The Boy Who Stole Attila's Horse by Ivan Repila and Sophie Hughes (translator)
If you pick up a copy of this book you realise how small it is. You'll know, of course, that pockets hardly exist that are normally big enough to hold what we used to call a pocket book, but here is the exception to prove the rule. It's wee. The story is on a hundred pages. The concision is partly down to it starting after the beginning, for we first meet Big and Small, two brothers, once they're stuck down a large well in the middle of a forest. Tasked with a family errand, they're trapped at the bottom of a natural Erlenmeyer flask, and even a desperate move cannot get either out. This is the story of the next three months in their existence, as they brave hunger, delirium, loss of language, and the brute and unstinting human selfishness needed for existence.

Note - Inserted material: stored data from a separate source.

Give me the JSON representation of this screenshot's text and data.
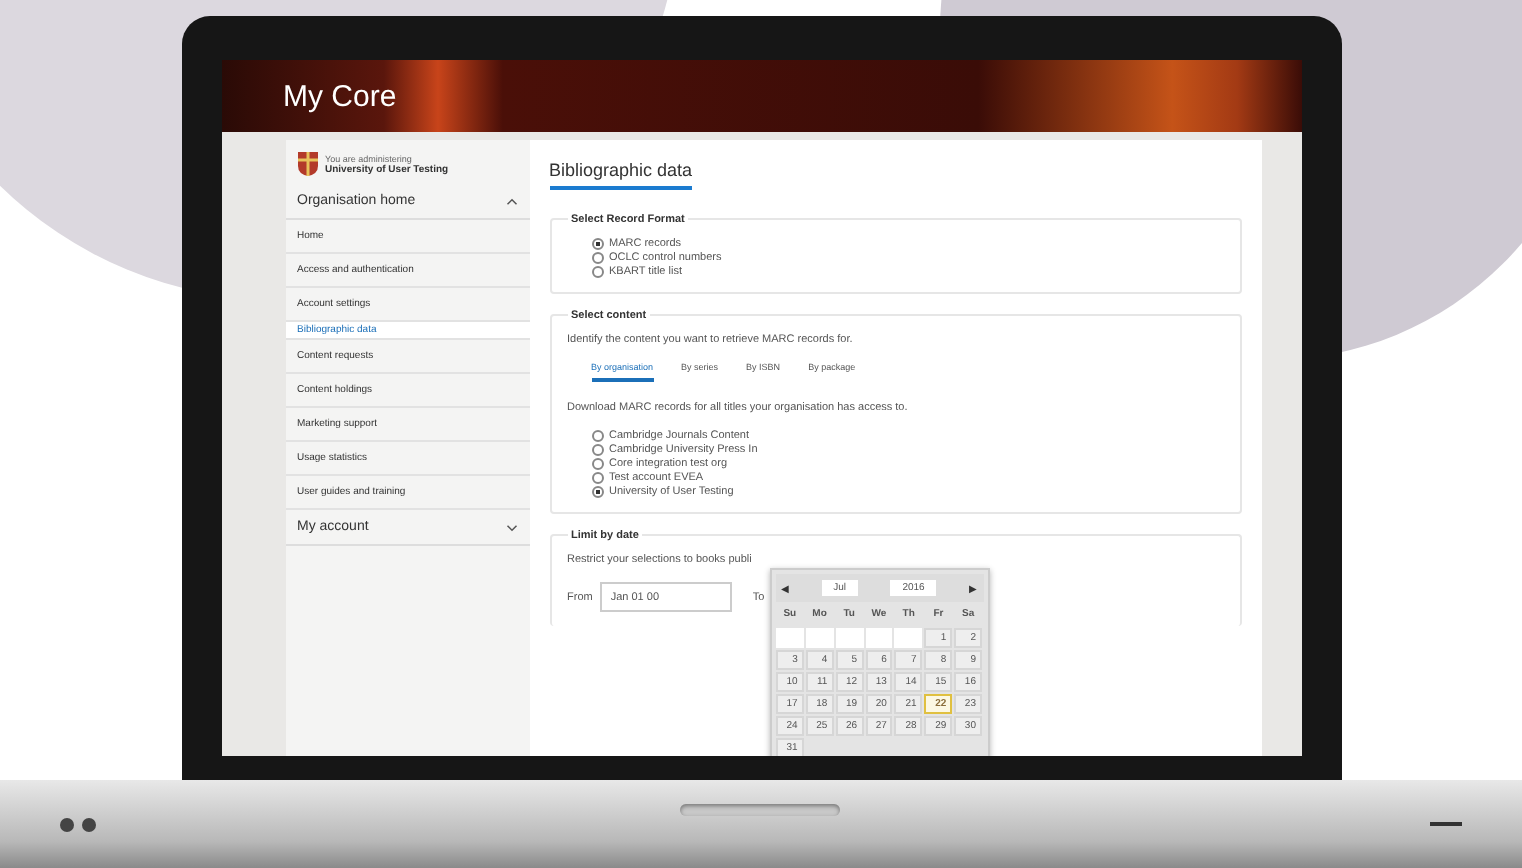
{
  "header": {
    "title": "My Core"
  },
  "sidebar": {
    "admin_label": "You are administering",
    "organisation": "University of User Testing",
    "sections": [
      {
        "label": "Organisation home",
        "expanded": true,
        "items": [
          {
            "label": "Home",
            "selected": false
          },
          {
            "label": "Access and authentication",
            "selected": false
          },
          {
            "label": "Account settings",
            "selected": false
          },
          {
            "label": "Bibliographic data",
            "selected": true
          },
          {
            "label": "Content requests",
            "selected": false
          },
          {
            "label": "Content holdings",
            "selected": false
          },
          {
            "label": "Marketing support",
            "selected": false
          },
          {
            "label": "Usage statistics",
            "selected": false
          },
          {
            "label": "User guides and training",
            "selected": false
          }
        ]
      },
      {
        "label": "My account",
        "expanded": false
      }
    ]
  },
  "main": {
    "title": "Bibliographic data",
    "record_format": {
      "legend": "Select Record Format",
      "options": [
        {
          "label": "MARC records",
          "selected": true
        },
        {
          "label": "OCLC control numbers",
          "selected": false
        },
        {
          "label": "KBART title list",
          "selected": false
        }
      ]
    },
    "content": {
      "legend": "Select content",
      "description": "Identify the content you want to retrieve MARC records for.",
      "tabs": [
        {
          "label": "By organisation",
          "selected": true
        },
        {
          "label": "By series",
          "selected": false
        },
        {
          "label": "By ISBN",
          "selected": false
        },
        {
          "label": "By package",
          "selected": false
        }
      ],
      "instruction": "Download MARC records for all titles your organisation has access to.",
      "organisations": [
        {
          "label": "Cambridge Journals Content",
          "selected": false
        },
        {
          "label": "Cambridge University Press In",
          "selected": false
        },
        {
          "label": "Core integration test org",
          "selected": false
        },
        {
          "label": "Test account EVEA",
          "selected": false
        },
        {
          "label": "University of User Testing",
          "selected": true
        }
      ]
    },
    "date": {
      "legend": "Limit by date",
      "description": "Restrict your selections to books publi",
      "from_label": "From",
      "from_value": "Jan 01 00",
      "to_label": "To"
    }
  },
  "calendar": {
    "prev": "◀",
    "next": "▶",
    "month": "Jul",
    "year": "2016",
    "weekdays": [
      "Su",
      "Mo",
      "Tu",
      "We",
      "Th",
      "Fr",
      "Sa"
    ],
    "days": [
      {
        "kind": "blank"
      },
      {
        "kind": "blank"
      },
      {
        "kind": "blank"
      },
      {
        "kind": "blank"
      },
      {
        "kind": "blank"
      },
      {
        "day": "1",
        "today": false
      },
      {
        "day": "2",
        "today": false
      },
      {
        "day": "3",
        "today": false
      },
      {
        "day": "4",
        "today": false
      },
      {
        "day": "5",
        "today": false
      },
      {
        "day": "6",
        "today": false
      },
      {
        "day": "7",
        "today": false
      },
      {
        "day": "8",
        "today": false
      },
      {
        "day": "9",
        "today": false
      },
      {
        "day": "10",
        "today": false
      },
      {
        "day": "11",
        "today": false
      },
      {
        "day": "12",
        "today": false
      },
      {
        "day": "13",
        "today": false
      },
      {
        "day": "14",
        "today": false
      },
      {
        "day": "15",
        "today": false
      },
      {
        "day": "16",
        "today": false
      },
      {
        "day": "17",
        "today": false
      },
      {
        "day": "18",
        "today": false
      },
      {
        "day": "19",
        "today": false
      },
      {
        "day": "20",
        "today": false
      },
      {
        "day": "21",
        "today": false
      },
      {
        "day": "22",
        "today": true
      },
      {
        "day": "23",
        "today": false
      },
      {
        "day": "24",
        "today": false
      },
      {
        "day": "25",
        "today": false
      },
      {
        "day": "26",
        "today": false
      },
      {
        "day": "27",
        "today": false
      },
      {
        "day": "28",
        "today": false
      },
      {
        "day": "29",
        "today": false
      },
      {
        "day": "30",
        "today": false
      },
      {
        "day": "31",
        "today": false
      }
    ]
  }
}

|The Boy Who Stole Attila's Horse by Ivan Repila and Sophie Hughes (translator)|
|Category: Literary Fiction|
|Reviewer: John Lloyd|
|Summary: A startling and most memorable allegory, given due care and attention by a wonderfully presented pocket book form.|
|Buy? Yes||Borrow? Yes|
|Pages: 112||Date: March 2015|
|Publisher: Pushkin Press|
This is one of those weird, fantastical situations, grounded in a heartily real psychology, that can be read as straight literature – it is a fascinating circumstance, in and of itself. But we can guess it and its author have an ulterior motive, and if we couldn't guess that then two political quotes on the forepages remove all doubt. This is an allegory of the human condition – the impracticality of the levelling up that the socialists seek, the level playing field that would make all survive on an equal footing. Not for nothing are the brothers – one assumes one is mid-teens, the other on the cusp of pubescence in my mind – called Big and Small. Such simple words are heavily loaded in this situation.
The whole plays out like a fully metaphysical 127 Hours, with the nightmarish settlement of two people trapped unnaturally in nature. Just like that there's a sterling sense of dread, an engagement with the non-physical world (when they play I Spy… one is told to pick none of those abstract words. Only things that can be seen), and even though this is fiction, a there-but-for-the-grace-of-God feel. Yet the book does want us to think that we are there, that in some instance we are either Big or Small. One of them envisages humanity in cages, and in what he says the book breaks away from its timeless, geography-less aspects, and becomes grounded in some kind of modern human world.
In the end I think I sought less of that that removed me from the other-worldly existence down the well, or perhaps more of the clear fable. The book fit too well on its own fence, taking a middle ground, being too overt here yet too unclear as to its meaning there. But it certainly held a basic tenet, a simple 'what if?' idea and a rich literary content, for every second of its reading, and that basic circumstance will leave me with memories, both big and small, for many a long time.
I must thank the publishers for my review copy.
By trial or error, this publisher is sewing the market for Basque-originating political allegory right up - we enjoyed their all-ages volume, The Adventures of Shola by Bernardo Atxaga.